In an Israeli family of Jewish Indian ancestry in which 3 sisters had isolated foveal hypoplasia mapping to chromosome 16q23, Perez et al. (2014) performed whole-exome sequencing and found no mutations in any genes previously associated with foveal hypoplasia. However, within the 830-kb mapped locus, they identified a homozygous missense mutation in the SLC38A8 gene (I32S; 615585.0001) that segregated with disease in each of the families. The mutation, which was not reported in the 1000 Genomes Project, was detected in heterozygosity in 5 of 50 unrelated Jews of Mumbai ancestry.

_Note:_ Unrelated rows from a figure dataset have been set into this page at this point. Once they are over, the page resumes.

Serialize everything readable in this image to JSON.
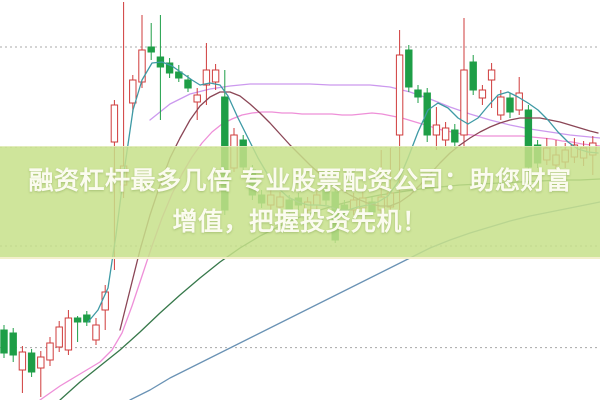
{
  "banner": {
    "line1": "融资杠杆最多几倍 专业股票配资公司：助您财富",
    "line2": "增值，把握投资先机！",
    "bg_color": "#c7e08a",
    "text_color": "#fbfbef"
  },
  "chart_data": {
    "type": "candlestick",
    "title": "",
    "xlabel": "",
    "ylabel": "",
    "note": "no axis tick labels visible in image; prices on relative 0-100 scale",
    "grid": "dotted horizontal gridlines",
    "legend_position": "none",
    "price_range": [
      0,
      100
    ],
    "x_range": [
      0,
      600
    ],
    "x_start": 4,
    "x_step": 9.2,
    "candle_width": 6.4,
    "up_color": "#cf3b3b",
    "down_color": "#1e9e47",
    "grid_color": "#a8a8a8",
    "gridlines_y_price": [
      88.25,
      63.25,
      38.5,
      13.1
    ],
    "candles": [
      [
        17.5,
        18.75,
        10.5,
        11.75
      ],
      [
        16.75,
        18.0,
        9.5,
        11.25
      ],
      [
        7.5,
        13.5,
        1.75,
        12.0
      ],
      [
        11.75,
        12.75,
        5.75,
        7.0
      ],
      [
        8.0,
        12.25,
        0.75,
        10.75
      ],
      [
        10.0,
        15.75,
        8.5,
        14.25
      ],
      [
        13.25,
        19.75,
        12.0,
        18.25
      ],
      [
        12.5,
        22.5,
        11.25,
        20.5
      ],
      [
        20.5,
        21.0,
        14.5,
        19.5
      ],
      [
        21.25,
        22.25,
        18.5,
        19.5
      ],
      [
        15.0,
        20.5,
        13.75,
        18.75
      ],
      [
        22.5,
        28.75,
        17.5,
        27.0
      ],
      [
        64.5,
        75.0,
        32.5,
        73.75
      ],
      [
        53.75,
        99.5,
        50.5,
        58.5
      ],
      [
        74.25,
        81.25,
        72.0,
        80.0
      ],
      [
        79.5,
        96.25,
        78.0,
        87.5
      ],
      [
        88.25,
        94.25,
        85.0,
        87.0
      ],
      [
        85.75,
        96.25,
        70.0,
        83.25
      ],
      [
        84.25,
        85.5,
        80.5,
        81.75
      ],
      [
        82.0,
        83.75,
        79.5,
        80.5
      ],
      [
        80.0,
        81.25,
        77.0,
        78.0
      ],
      [
        74.5,
        78.0,
        70.0,
        76.25
      ],
      [
        78.75,
        89.25,
        73.75,
        82.5
      ],
      [
        79.5,
        84.0,
        77.5,
        82.5
      ],
      [
        75.75,
        82.5,
        46.25,
        47.5
      ],
      [
        58.0,
        68.0,
        57.0,
        66.25
      ],
      [
        65.0,
        66.25,
        57.5,
        58.25
      ],
      [
        57.5,
        58.75,
        50.0,
        51.25
      ],
      [
        51.25,
        52.5,
        48.0,
        49.25
      ],
      [
        48.75,
        53.0,
        47.5,
        51.25
      ],
      [
        48.25,
        52.0,
        47.0,
        50.75
      ],
      [
        50.0,
        51.25,
        46.25,
        47.5
      ],
      [
        50.5,
        51.75,
        47.5,
        48.75
      ],
      [
        47.5,
        50.75,
        46.5,
        49.5
      ],
      [
        48.75,
        52.5,
        47.75,
        51.25
      ],
      [
        52.5,
        53.75,
        48.75,
        50.0
      ],
      [
        52.0,
        53.25,
        39.25,
        40.0
      ],
      [
        48.75,
        50.0,
        45.25,
        46.25
      ],
      [
        47.5,
        51.75,
        46.25,
        50.0
      ],
      [
        48.0,
        52.5,
        47.0,
        50.5
      ],
      [
        49.5,
        50.75,
        46.0,
        47.0
      ],
      [
        47.5,
        62.5,
        46.5,
        50.75
      ],
      [
        48.25,
        63.0,
        47.25,
        51.75
      ],
      [
        66.25,
        92.5,
        47.5,
        86.25
      ],
      [
        87.5,
        88.75,
        77.0,
        78.25
      ],
      [
        77.5,
        78.75,
        74.25,
        75.75
      ],
      [
        76.75,
        78.0,
        64.5,
        66.25
      ],
      [
        66.25,
        73.25,
        62.5,
        68.75
      ],
      [
        65.0,
        69.5,
        63.5,
        68.0
      ],
      [
        67.5,
        69.0,
        63.0,
        64.5
      ],
      [
        66.25,
        95.5,
        63.0,
        82.5
      ],
      [
        84.5,
        86.25,
        76.25,
        77.5
      ],
      [
        75.5,
        78.75,
        73.75,
        77.5
      ],
      [
        80.0,
        84.25,
        73.0,
        82.5
      ],
      [
        71.25,
        77.5,
        70.0,
        75.75
      ],
      [
        75.5,
        76.75,
        70.5,
        72.0
      ],
      [
        72.5,
        80.75,
        71.25,
        76.75
      ],
      [
        72.5,
        73.75,
        57.0,
        58.25
      ],
      [
        63.75,
        65.0,
        58.0,
        59.25
      ],
      [
        60.0,
        65.5,
        58.75,
        63.0
      ],
      [
        58.75,
        65.0,
        57.5,
        61.25
      ],
      [
        59.5,
        64.25,
        58.0,
        62.5
      ],
      [
        60.75,
        65.5,
        59.25,
        63.75
      ],
      [
        60.5,
        64.75,
        58.5,
        63.0
      ],
      [
        61.25,
        66.0,
        56.25,
        64.25
      ]
    ],
    "ma_lines": [
      {
        "name": "ma-long-blue",
        "color": "#6a93b5",
        "over": false,
        "points": [
          [
            130,
            0
          ],
          [
            150,
            2.5
          ],
          [
            170,
            5.5
          ],
          [
            190,
            8
          ],
          [
            210,
            10.5
          ],
          [
            230,
            13
          ],
          [
            250,
            15.5
          ],
          [
            270,
            18
          ],
          [
            290,
            20.5
          ],
          [
            310,
            23
          ],
          [
            330,
            25.5
          ],
          [
            350,
            28
          ],
          [
            370,
            30.5
          ],
          [
            390,
            33
          ],
          [
            410,
            35.5
          ],
          [
            430,
            38
          ],
          [
            450,
            40
          ],
          [
            470,
            41.75
          ],
          [
            490,
            43.25
          ],
          [
            510,
            44.75
          ],
          [
            530,
            46
          ],
          [
            550,
            47
          ],
          [
            570,
            48
          ],
          [
            590,
            49
          ],
          [
            600,
            49.5
          ]
        ]
      },
      {
        "name": "ma-long-green",
        "color": "#36784a",
        "over": false,
        "points": [
          [
            60,
            0
          ],
          [
            80,
            4.5
          ],
          [
            100,
            8.5
          ],
          [
            120,
            12.5
          ],
          [
            140,
            17
          ],
          [
            160,
            21.75
          ],
          [
            180,
            26.25
          ],
          [
            200,
            30.5
          ],
          [
            220,
            34.5
          ],
          [
            240,
            38
          ],
          [
            260,
            41
          ],
          [
            280,
            43.5
          ],
          [
            300,
            45.75
          ],
          [
            320,
            47.5
          ],
          [
            340,
            49
          ],
          [
            360,
            50.25
          ],
          [
            380,
            51.25
          ],
          [
            400,
            52
          ],
          [
            420,
            52.75
          ],
          [
            440,
            53.25
          ],
          [
            460,
            53.75
          ],
          [
            480,
            54
          ],
          [
            500,
            54.25
          ],
          [
            520,
            54.5
          ],
          [
            540,
            54.75
          ],
          [
            560,
            55
          ],
          [
            580,
            55
          ],
          [
            600,
            55.25
          ]
        ]
      },
      {
        "name": "ma-violet",
        "color": "#cc99ee",
        "over": false,
        "points": [
          [
            150,
            70
          ],
          [
            170,
            74
          ],
          [
            190,
            76.5
          ],
          [
            210,
            77.75
          ],
          [
            230,
            78.5
          ],
          [
            250,
            79
          ],
          [
            270,
            79
          ],
          [
            290,
            79
          ],
          [
            310,
            79
          ],
          [
            330,
            78.75
          ],
          [
            350,
            78.75
          ],
          [
            370,
            78.75
          ],
          [
            390,
            78.25
          ],
          [
            410,
            77
          ],
          [
            430,
            75.25
          ],
          [
            450,
            73.25
          ],
          [
            470,
            71.5
          ],
          [
            490,
            70
          ],
          [
            510,
            68.75
          ],
          [
            530,
            67.75
          ],
          [
            550,
            67
          ],
          [
            570,
            66.25
          ],
          [
            590,
            65.75
          ],
          [
            600,
            65.5
          ]
        ]
      },
      {
        "name": "ma-pink",
        "color": "#ee8fd8",
        "over": false,
        "points": [
          [
            40,
            0
          ],
          [
            60,
            3.5
          ],
          [
            80,
            6.5
          ],
          [
            100,
            9.5
          ],
          [
            112,
            12.5
          ],
          [
            122,
            16.75
          ],
          [
            132,
            23.5
          ],
          [
            142,
            31
          ],
          [
            152,
            38.5
          ],
          [
            162,
            45.5
          ],
          [
            172,
            51.5
          ],
          [
            182,
            56.5
          ],
          [
            192,
            60.75
          ],
          [
            202,
            64.25
          ],
          [
            212,
            67
          ],
          [
            222,
            69
          ],
          [
            232,
            70.25
          ],
          [
            242,
            71.25
          ],
          [
            252,
            71.75
          ],
          [
            262,
            72
          ],
          [
            272,
            72
          ],
          [
            282,
            71.75
          ],
          [
            292,
            71.75
          ],
          [
            302,
            71.5
          ],
          [
            312,
            71.5
          ],
          [
            322,
            71.5
          ],
          [
            332,
            71.5
          ],
          [
            342,
            71.25
          ],
          [
            352,
            71.25
          ],
          [
            362,
            71.5
          ],
          [
            372,
            71.75
          ],
          [
            382,
            71.5
          ],
          [
            392,
            71
          ],
          [
            402,
            70.5
          ],
          [
            412,
            69.75
          ],
          [
            422,
            69
          ],
          [
            432,
            68.25
          ],
          [
            442,
            67.5
          ],
          [
            452,
            67
          ],
          [
            462,
            66.5
          ],
          [
            472,
            66.25
          ],
          [
            482,
            66
          ],
          [
            492,
            66
          ],
          [
            502,
            66
          ],
          [
            512,
            66
          ],
          [
            522,
            66
          ],
          [
            532,
            65.75
          ],
          [
            542,
            65.5
          ],
          [
            552,
            65.25
          ],
          [
            562,
            64.75
          ],
          [
            572,
            64.5
          ],
          [
            582,
            64
          ],
          [
            592,
            63.75
          ],
          [
            600,
            63.5
          ]
        ]
      },
      {
        "name": "ma-mid-maroon",
        "color": "#8b4656",
        "over": true,
        "points": [
          [
            120,
            17.5
          ],
          [
            130,
            27.5
          ],
          [
            140,
            37.5
          ],
          [
            150,
            46.25
          ],
          [
            160,
            53.75
          ],
          [
            170,
            60.5
          ],
          [
            180,
            65.5
          ],
          [
            190,
            70
          ],
          [
            200,
            73.5
          ],
          [
            210,
            75.75
          ],
          [
            220,
            77
          ],
          [
            230,
            77
          ],
          [
            240,
            76
          ],
          [
            250,
            74
          ],
          [
            260,
            71.75
          ],
          [
            270,
            69.25
          ],
          [
            280,
            66.5
          ],
          [
            290,
            63.75
          ],
          [
            300,
            61.25
          ],
          [
            310,
            58.75
          ],
          [
            320,
            56.5
          ],
          [
            330,
            54.5
          ],
          [
            340,
            52.75
          ],
          [
            350,
            51.25
          ],
          [
            360,
            50
          ],
          [
            370,
            49
          ],
          [
            380,
            48.5
          ],
          [
            390,
            48.5
          ],
          [
            400,
            49.5
          ],
          [
            410,
            51.25
          ],
          [
            420,
            53.75
          ],
          [
            430,
            56.5
          ],
          [
            440,
            59.25
          ],
          [
            450,
            61.75
          ],
          [
            460,
            63.75
          ],
          [
            470,
            65.5
          ],
          [
            480,
            67
          ],
          [
            490,
            68.25
          ],
          [
            500,
            69.25
          ],
          [
            510,
            70
          ],
          [
            520,
            70.5
          ],
          [
            530,
            70.5
          ],
          [
            540,
            70.5
          ],
          [
            550,
            70
          ],
          [
            560,
            69.5
          ],
          [
            570,
            68.75
          ],
          [
            580,
            68
          ],
          [
            590,
            67.25
          ],
          [
            598,
            66.75
          ]
        ]
      },
      {
        "name": "ma-fast-teal",
        "color": "#3e9aa5",
        "over": true,
        "points": [
          [
            88,
            19.5
          ],
          [
            98,
            22.5
          ],
          [
            108,
            28
          ],
          [
            116,
            41.25
          ],
          [
            124,
            57
          ],
          [
            133,
            72.5
          ],
          [
            142,
            80
          ],
          [
            152,
            84.25
          ],
          [
            162,
            84.5
          ],
          [
            172,
            83.5
          ],
          [
            182,
            81.75
          ],
          [
            192,
            80
          ],
          [
            200,
            78.75
          ],
          [
            210,
            79.25
          ],
          [
            220,
            78.75
          ],
          [
            228,
            76
          ],
          [
            238,
            70.5
          ],
          [
            248,
            65.5
          ],
          [
            258,
            60.5
          ],
          [
            268,
            56.25
          ],
          [
            278,
            53
          ],
          [
            288,
            50.75
          ],
          [
            298,
            49.5
          ],
          [
            308,
            48.75
          ],
          [
            318,
            48.75
          ],
          [
            328,
            48.5
          ],
          [
            338,
            47.5
          ],
          [
            348,
            47.5
          ],
          [
            358,
            48.25
          ],
          [
            368,
            48.75
          ],
          [
            378,
            49.5
          ],
          [
            388,
            51
          ],
          [
            398,
            54.5
          ],
          [
            408,
            60.5
          ],
          [
            418,
            67
          ],
          [
            428,
            72.5
          ],
          [
            438,
            74.25
          ],
          [
            448,
            73
          ],
          [
            458,
            70.5
          ],
          [
            468,
            69
          ],
          [
            478,
            70.5
          ],
          [
            488,
            73.5
          ],
          [
            498,
            76.25
          ],
          [
            508,
            77
          ],
          [
            518,
            75.75
          ],
          [
            528,
            74.25
          ],
          [
            538,
            72.5
          ],
          [
            548,
            70
          ],
          [
            558,
            67
          ],
          [
            568,
            64.5
          ],
          [
            578,
            62.75
          ],
          [
            588,
            62
          ],
          [
            598,
            61.75
          ]
        ]
      }
    ]
  }
}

In 2 unrelated individuals with foveal hypoplasia, optic nerve misrouting, and anterior segment dysgenesis mapping to chromosome 16q23.3-q24.1, 1 from a Pakistani family originally studied by Pal et al. (2004) and 1 from an Afghan family originally described by van Genderen et al. (2006), Poulter et al. (2013) performed Sanger sequencing of the 33 candidate genes within the 3.1-Mb locus and identified homozygosity for a missense mutation (V236D; 615585.0002) and a 1-bp deletion (615585.0003) in the SLC38A8 gene, respectively. Sequencing SLC38A8 in 12 additional probands with foveal hypoplasia with or without other eye defects revealed homozygous or compound heterozygous mutations in 5 more cases (see, e.g., 615585.0002-615585.0007), including a Dutch girl previously reported by van Genderen et al. (2006) and an Indian family reported by Vincent et al. (2009). All mutations segregated with disease in the respective families and were not found in ethnically matched controls.